Irish Hospitals Sweepstake

Joe McGrath was a friend of Michael Collins, a member of the IRB and fought in the Easter Rising of 1916. He was made minister for industry and commerce in the first Free State government but resigned in 1924 and became a businessman. In 1930 he was co-founder of the Irish Hospitals sweepstake, known as the Irish Sweep, and he asked Dora’s company to run it for him. This was a lottery, where people could buy tickets in the hope of being allocated the winning horse in major races, such as the Grand National and the Derby, with the proceeds being shared between winning tickets and Irish hospitals. The draw would be made by women in nurses’ uniforms to emphasise the good deed that the gamblers were doing. In fact, the prime beneficiaries were the Irish Hospitals Trust directors, who made their fortunes. Calculating & Statistical Services also made a huge profit on it and the contract was the jewel in Dora’s crown during the 1930s.

Irish hospitals had largely been founded by Protestant benefactors who then fled the country after independence, leaving their legacies dwindling in value with rapid inflation. At the same time demand was rising, medicine was increasingly expensive to provide and the Irish government was unable to fund the country’s hospitals due to the depressed economic situation. The economic situation was a problem for the lottery provider too, in that Ireland had a small, low income population who couldn’t afford to spend much money on lottery tickets. The Irish diaspora was another matter.

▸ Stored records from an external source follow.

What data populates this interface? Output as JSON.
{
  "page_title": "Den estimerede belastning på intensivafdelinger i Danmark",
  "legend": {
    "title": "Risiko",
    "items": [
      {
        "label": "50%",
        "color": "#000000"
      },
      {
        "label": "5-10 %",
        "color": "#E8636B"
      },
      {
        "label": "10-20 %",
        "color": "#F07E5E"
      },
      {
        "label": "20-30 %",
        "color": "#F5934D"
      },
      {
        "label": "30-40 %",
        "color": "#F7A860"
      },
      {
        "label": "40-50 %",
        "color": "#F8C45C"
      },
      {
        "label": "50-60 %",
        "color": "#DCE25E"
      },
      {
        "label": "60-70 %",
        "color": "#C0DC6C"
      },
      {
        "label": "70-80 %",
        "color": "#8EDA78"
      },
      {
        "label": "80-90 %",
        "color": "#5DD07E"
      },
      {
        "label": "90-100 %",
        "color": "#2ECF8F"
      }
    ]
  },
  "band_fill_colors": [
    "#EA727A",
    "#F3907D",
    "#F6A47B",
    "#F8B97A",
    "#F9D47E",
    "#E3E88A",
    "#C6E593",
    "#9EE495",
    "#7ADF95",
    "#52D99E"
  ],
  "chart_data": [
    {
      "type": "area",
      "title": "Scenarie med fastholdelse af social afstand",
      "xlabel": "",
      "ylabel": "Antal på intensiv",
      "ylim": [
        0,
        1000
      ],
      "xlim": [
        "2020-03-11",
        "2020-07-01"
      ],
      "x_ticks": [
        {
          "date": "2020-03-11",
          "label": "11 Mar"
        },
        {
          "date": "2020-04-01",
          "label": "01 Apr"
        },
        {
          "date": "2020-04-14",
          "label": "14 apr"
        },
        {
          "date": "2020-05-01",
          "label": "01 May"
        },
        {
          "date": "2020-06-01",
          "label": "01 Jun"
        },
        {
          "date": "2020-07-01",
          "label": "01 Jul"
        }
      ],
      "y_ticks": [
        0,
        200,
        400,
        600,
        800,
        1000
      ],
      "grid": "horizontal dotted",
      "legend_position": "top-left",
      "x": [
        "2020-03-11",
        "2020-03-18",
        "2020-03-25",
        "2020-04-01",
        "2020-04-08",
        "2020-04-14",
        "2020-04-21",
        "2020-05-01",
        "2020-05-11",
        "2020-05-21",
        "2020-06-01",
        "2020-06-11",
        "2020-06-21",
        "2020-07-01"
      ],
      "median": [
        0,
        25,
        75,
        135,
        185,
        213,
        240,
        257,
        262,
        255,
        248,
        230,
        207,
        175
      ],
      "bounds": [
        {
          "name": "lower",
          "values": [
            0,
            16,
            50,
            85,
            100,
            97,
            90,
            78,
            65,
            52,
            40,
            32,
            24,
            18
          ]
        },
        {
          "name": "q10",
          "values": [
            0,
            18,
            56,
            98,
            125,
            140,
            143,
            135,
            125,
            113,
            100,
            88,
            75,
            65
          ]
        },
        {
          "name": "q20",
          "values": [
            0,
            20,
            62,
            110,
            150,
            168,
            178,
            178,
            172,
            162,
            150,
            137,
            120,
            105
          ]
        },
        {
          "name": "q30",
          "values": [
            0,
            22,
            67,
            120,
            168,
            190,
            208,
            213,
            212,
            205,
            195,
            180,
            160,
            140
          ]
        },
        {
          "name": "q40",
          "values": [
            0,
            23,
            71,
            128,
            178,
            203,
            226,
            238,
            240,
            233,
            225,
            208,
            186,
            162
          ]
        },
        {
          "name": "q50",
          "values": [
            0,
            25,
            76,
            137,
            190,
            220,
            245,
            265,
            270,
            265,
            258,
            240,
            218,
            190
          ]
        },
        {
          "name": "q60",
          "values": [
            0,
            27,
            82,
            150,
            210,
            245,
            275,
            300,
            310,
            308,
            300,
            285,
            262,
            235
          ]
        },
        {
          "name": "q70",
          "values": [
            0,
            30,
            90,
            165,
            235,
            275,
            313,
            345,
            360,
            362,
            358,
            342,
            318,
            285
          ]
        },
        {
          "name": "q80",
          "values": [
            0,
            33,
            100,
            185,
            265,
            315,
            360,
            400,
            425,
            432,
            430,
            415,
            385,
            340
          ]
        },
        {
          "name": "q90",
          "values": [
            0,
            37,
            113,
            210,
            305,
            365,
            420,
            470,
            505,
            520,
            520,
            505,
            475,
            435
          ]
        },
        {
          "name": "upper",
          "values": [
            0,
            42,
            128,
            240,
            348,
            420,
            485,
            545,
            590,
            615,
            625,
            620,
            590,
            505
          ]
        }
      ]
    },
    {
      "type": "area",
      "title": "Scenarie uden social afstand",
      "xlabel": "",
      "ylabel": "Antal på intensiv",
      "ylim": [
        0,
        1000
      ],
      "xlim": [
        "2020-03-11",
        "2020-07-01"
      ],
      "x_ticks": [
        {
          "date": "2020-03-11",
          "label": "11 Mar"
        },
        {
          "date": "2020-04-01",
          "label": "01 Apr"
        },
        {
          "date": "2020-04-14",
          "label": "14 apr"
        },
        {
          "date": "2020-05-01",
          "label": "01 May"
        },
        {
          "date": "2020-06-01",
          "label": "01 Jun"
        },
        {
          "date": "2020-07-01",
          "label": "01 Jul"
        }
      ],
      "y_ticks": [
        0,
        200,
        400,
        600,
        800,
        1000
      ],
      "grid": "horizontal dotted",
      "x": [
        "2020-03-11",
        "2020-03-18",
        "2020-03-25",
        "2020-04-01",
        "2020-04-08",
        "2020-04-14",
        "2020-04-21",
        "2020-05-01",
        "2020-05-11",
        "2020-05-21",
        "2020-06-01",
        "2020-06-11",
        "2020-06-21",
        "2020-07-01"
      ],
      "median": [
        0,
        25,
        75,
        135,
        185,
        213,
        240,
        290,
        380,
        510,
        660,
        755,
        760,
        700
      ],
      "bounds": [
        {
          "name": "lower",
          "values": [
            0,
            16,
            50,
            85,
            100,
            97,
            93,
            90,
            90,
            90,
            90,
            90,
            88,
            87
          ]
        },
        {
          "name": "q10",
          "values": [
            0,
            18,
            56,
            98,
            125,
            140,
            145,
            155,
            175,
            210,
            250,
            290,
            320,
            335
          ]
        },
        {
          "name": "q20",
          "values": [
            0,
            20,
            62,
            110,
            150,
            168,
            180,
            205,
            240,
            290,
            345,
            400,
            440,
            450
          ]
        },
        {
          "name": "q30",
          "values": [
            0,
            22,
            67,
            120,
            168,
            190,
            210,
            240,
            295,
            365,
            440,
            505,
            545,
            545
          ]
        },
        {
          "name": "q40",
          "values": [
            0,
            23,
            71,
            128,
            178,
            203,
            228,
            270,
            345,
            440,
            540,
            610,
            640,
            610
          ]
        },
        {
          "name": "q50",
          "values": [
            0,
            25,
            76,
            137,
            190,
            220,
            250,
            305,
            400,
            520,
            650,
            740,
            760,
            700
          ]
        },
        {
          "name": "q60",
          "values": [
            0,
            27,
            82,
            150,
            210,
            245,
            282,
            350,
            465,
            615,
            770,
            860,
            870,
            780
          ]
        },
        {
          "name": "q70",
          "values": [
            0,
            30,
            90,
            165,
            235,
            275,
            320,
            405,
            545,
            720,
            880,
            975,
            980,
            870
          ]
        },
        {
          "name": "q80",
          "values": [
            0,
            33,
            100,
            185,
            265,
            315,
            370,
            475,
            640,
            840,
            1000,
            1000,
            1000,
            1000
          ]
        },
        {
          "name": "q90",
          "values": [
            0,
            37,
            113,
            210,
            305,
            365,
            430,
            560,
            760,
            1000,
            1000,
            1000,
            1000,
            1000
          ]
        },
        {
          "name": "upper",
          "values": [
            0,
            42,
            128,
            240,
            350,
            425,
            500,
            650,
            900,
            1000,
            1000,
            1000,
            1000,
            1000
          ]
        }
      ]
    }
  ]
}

Lotteries were illegal in both the United Kingdom and the USA, but both countries had substantial Irish populations. In Britain in the 1920s gambling was thriving with the football pools, introduced in 1922, and greyhound racing tracks, introduced in 1926, proving enormously popular. The contradiction of gambling for a good cause and annoying the English into the bargain, by doing something illegal, was an irresistible mix for Irishmen living in Britain. Bookmakers and other agencies eagerly took up ticket selling, with many of the tickets being smuggled into Britain in the luggage of Irish residents. The Post Office had been asked to open packets that they suspected to contain sweepstake tickets but this was practically impossible and, in any case, led to other channels being used. Smuggling added an extra thrill to the experience and only increased enthusiasm for the Irish Sweep.

extract from The Times, 1933, about Irish Hospitals Sweepstake
From The Times 31/03/1933

In the first three years of its operation the British government estimated that British residents had contributed £21.2 million to the Irish Sweep, an embarrassing balance of trade statistic which they could do nothing about (see Coleman M, 2005, A Terrible Danger to the Morals of the Country: The Irish Hospitals’ Sweepstake in Great Britain 1930-87). In 1934 the Betting and Lotteries Act clamped down on large scale lotteries, banning advertising and the publication of lists of winners, which successfully interfered with the popularity of the Irish Sweep. Instead McGrath and his fellow directors switched their attention to the USA and the sweep continued to thrive. A 1948 edition of the BTM in-house magazine mentions that at that time the Irish Sweep still consumed ten million punch-cards per draw.